Keyboard shortcuts

Press or to navigate between chapters

Press S or / to search in the book

Press ? to show this help

Press Esc to hide this help

Handler Module

The handler module is the core component of the Light-4j framework responsible for managing the request/response lifecycle. It implements the Chain of Responsibility pattern, allowing developers to compose complex processing flows using small, reusable middleware components.

core Concepts

MiddlewareHandler

The MiddlewareHandler interface is the contract for all middleware plugins. It allows handlers to be chained together.

public interface MiddlewareHandler extends LightHttpHandler {
    HttpHandler getNext();
    MiddlewareHandler setNext(final HttpHandler next);
    boolean isEnabled();
}
  • Chaining: Each handler holds a reference to the next handler in the chain.
  • Enabling: Handlers can be enabled or disabled via configuration.
  • Execution: When handleRequest is called, the handler performs its logic and then calls Handler.next(exchange, next) to pass control to the next handler.

LightHttpHandler

The LightHttpHandler interface extends Undertow’s HttpHandler. It is recommended for all business handlers to implement this interface. It provides helper methods for:

  • Standardized Error Responses: setExchangeStatus helps return consistent JSON error responses based on status.yml.
  • Audit Logging: Automatically integrates with the Audit module to log errors and stack traces if configured.

HandlerProvider

The HandlerProvider interface is used by Service modules to expose a bundle of handlers.

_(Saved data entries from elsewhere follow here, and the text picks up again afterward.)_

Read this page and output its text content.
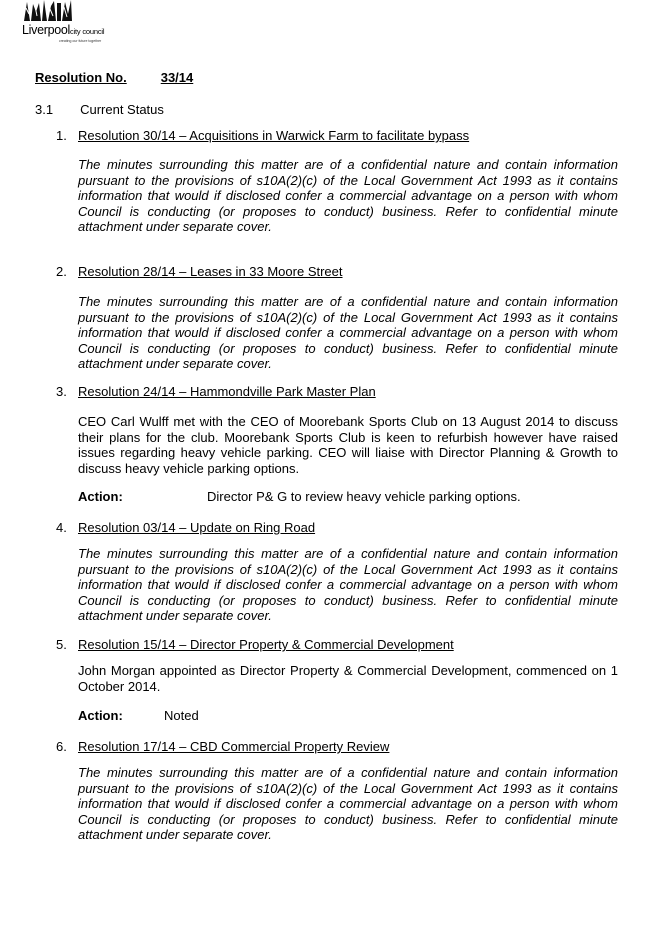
Liverpoolcity council
creating our future together
Resolution No.	33/14
3.1 Current Status
1. Resolution 30/14 – Acquisitions in Warwick Farm to facilitate bypass

The minutes surrounding this matter are of a confidential nature and contain information pursuant to the provisions of s10A(2)(c) of the Local Government Act 1993 as it contains information that would if disclosed confer a commercial advantage on a person with whom Council is conducting (or proposes to conduct) business. Refer to confidential minute attachment under separate cover.

2. Resolution 28/14 – Leases in 33 Moore Street

The minutes surrounding this matter are of a confidential nature and contain information pursuant to the provisions of s10A(2)(c) of the Local Government Act 1993 as it contains information that would if disclosed confer a commercial advantage on a person with whom Council is conducting (or proposes to conduct) business. Refer to confidential minute attachment under separate cover.

3. Resolution 24/14 – Hammondville Park Master Plan

CEO Carl Wulff met with the CEO of Moorebank Sports Club on 13 August 2014 to discuss their plans for the club. Moorebank Sports Club is keen to refurbish however have raised issues regarding heavy vehicle parking. CEO will liaise with Director Planning & Growth to discuss heavy vehicle parking options.

Action:	Director P& G to review heavy vehicle parking options.
4. Resolution 03/14 – Update on Ring Road

The minutes surrounding this matter are of a confidential nature and contain information pursuant to the provisions of s10A(2)(c) of the Local Government Act 1993 as it contains information that would if disclosed confer a commercial advantage on a person with whom Council is conducting (or proposes to conduct) business. Refer to confidential minute attachment under separate cover.

5. Resolution 15/14 – Director Property & Commercial Development

John Morgan appointed as Director Property & Commercial Development, commenced on 1 October 2014.

Action:	Noted
6. Resolution 17/14 – CBD Commercial Property Review

The minutes surrounding this matter are of a confidential nature and contain information pursuant to the provisions of s10A(2)(c) of the Local Government Act 1993 as it contains information that would if disclosed confer a commercial advantage on a person with whom Council is conducting (or proposes to conduct) business. Refer to confidential minute attachment under separate cover.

public interface HandlerProvider {
    HttpHandler getHandler();
}

This is often used when a library provides a set of API endpoints that need to be injected into the main application (e.g., ServerInfoGetHandler or HealthGetHandler).

Handler Orchestration

The Handler class is the main orchestrator. It loads the configuration from handler.yml and initializes:

  1. Handlers: Instantiates handler classes.
  2. Chains: Composes lists of handlers into named execution chains.
  3. Paths: Maps HTTP methods and path templates to specific executor chains.

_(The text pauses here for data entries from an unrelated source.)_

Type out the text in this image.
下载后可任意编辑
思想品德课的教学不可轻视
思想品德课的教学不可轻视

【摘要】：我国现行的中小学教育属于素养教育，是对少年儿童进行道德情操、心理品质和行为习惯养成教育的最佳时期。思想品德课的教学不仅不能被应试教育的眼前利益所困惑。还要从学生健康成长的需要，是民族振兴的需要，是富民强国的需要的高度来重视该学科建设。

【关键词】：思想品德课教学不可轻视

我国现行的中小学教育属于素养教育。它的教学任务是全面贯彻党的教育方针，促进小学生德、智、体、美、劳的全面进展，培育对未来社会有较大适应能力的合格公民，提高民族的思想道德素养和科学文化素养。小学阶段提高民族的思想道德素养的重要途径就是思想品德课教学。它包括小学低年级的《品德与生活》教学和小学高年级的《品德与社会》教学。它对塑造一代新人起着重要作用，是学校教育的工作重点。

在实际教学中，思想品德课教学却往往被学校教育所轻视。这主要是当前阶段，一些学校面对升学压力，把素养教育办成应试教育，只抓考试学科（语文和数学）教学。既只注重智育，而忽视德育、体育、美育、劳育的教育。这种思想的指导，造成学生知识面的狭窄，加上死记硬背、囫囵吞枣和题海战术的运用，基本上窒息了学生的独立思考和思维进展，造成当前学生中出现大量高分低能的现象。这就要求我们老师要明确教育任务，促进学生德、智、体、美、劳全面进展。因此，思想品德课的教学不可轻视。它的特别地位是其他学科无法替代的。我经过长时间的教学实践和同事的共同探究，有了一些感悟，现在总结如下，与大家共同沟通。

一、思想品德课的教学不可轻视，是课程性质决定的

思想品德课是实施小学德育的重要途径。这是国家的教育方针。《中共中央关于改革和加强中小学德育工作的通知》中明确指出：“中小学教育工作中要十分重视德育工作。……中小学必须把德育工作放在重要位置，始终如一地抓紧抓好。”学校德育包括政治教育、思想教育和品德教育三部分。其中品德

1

When a request arrives, Handler.start(exchange) matches the request path against the configured paths.

  • If a match is found, the corresponding chain ID is attached to the exchange, and execution begins.
  • If no path matches, it attempts to execute defaultHandlers if configured.
  • If no match and no default handlers, the request processing stops (or falls through to the next external handler).

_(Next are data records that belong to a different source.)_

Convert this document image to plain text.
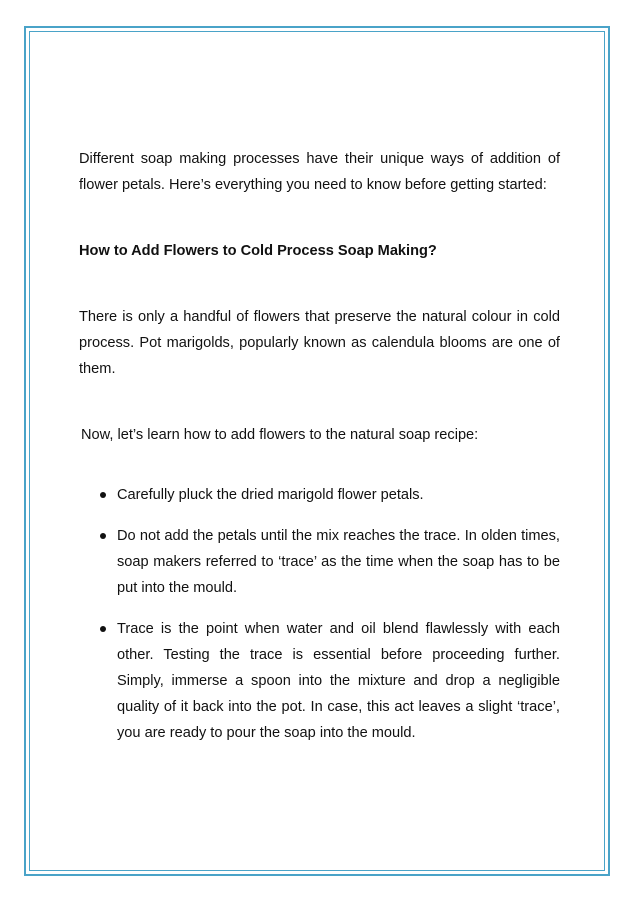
Different soap making processes have their unique ways of addition of flower petals. Here’s everything you need to know before getting started:

How to Add Flowers to Cold Process Soap Making?

There is only a handful of flowers that preserve the natural colour in cold process. Pot marigolds, popularly known as calendula blooms are one of them.

Now, let’s learn how to add flowers to the natural soap recipe:

Carefully pluck the dried marigold flower petals.
Do not add the petals until the mix reaches the trace. In olden times, soap makers referred to ‘trace’ as the time when the soap has to be put into the mould.
Trace is the point when water and oil blend flawlessly with each other. Testing the trace is essential before proceeding further. Simply, immerse a spoon into the mixture and drop a negligible quality of it back into the pot. In case, this act leaves a slight ‘trace’, you are ready to pour the soap into the mould.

Configuration (handler.yml)

The configuration file handler.yml is central to defining how requests are processed.

1. Handlers

Defines all the handler classes used in the application. You can provide an alias using @ to reference them easily in chains.

handlers:
  # Format: com.package.ClassName@alias
  - com.networknt.exception.ExceptionHandler@exception
  - com.networknt.metrics.MetricsHandler@metrics
  - com.networknt.validator.ValidatorHandler@validator
  - com.example.MyBusinessHandler@myHandler

2. Chains

Defines reusable sequences of handlers. The default chain is commonly used for shared middleware.

chains:
  default:
    - exception
    - metrics
    - validator
  secured:
    - exception
    - metrics
    - security
    - validator

3. Paths

Maps specific API endpoints to execution chains.

paths:
  - path: '/v1/address'
    method: 'get'
    exec:
      - default
      - myHandler
  - path: '/v1/admin'
    method: 'post'
    exec:
      - secured
      - adminHandler
  • path: The URI template (e.g., /v1/pets/{petId}).
  • method: HTTP method (GET, POST, etc.).
  • exec: A list of chains or handlers to execute in order.

4. Default Handlers

A fallback chain executed if no path matches. Useful for 404 handling or SPA routing.

defaultHandlers:
  - exception
  - cors
  - fileHandler

Best Practices

  1. Use Aliases: Always use aliases (e.g., @exception) in handlers lists. It makes chains and paths configuration much more readable.
  2. Granular Chains: Define common middleware stacks (like default, middleware, security) in chains and reuse them in paths. This reduces duplication.
  3. Order Matters: Place ExceptionHandler at the very beginning of the chain to catch errors from all subsequent handlers. Place MetricsHandler early to capture accurate timing.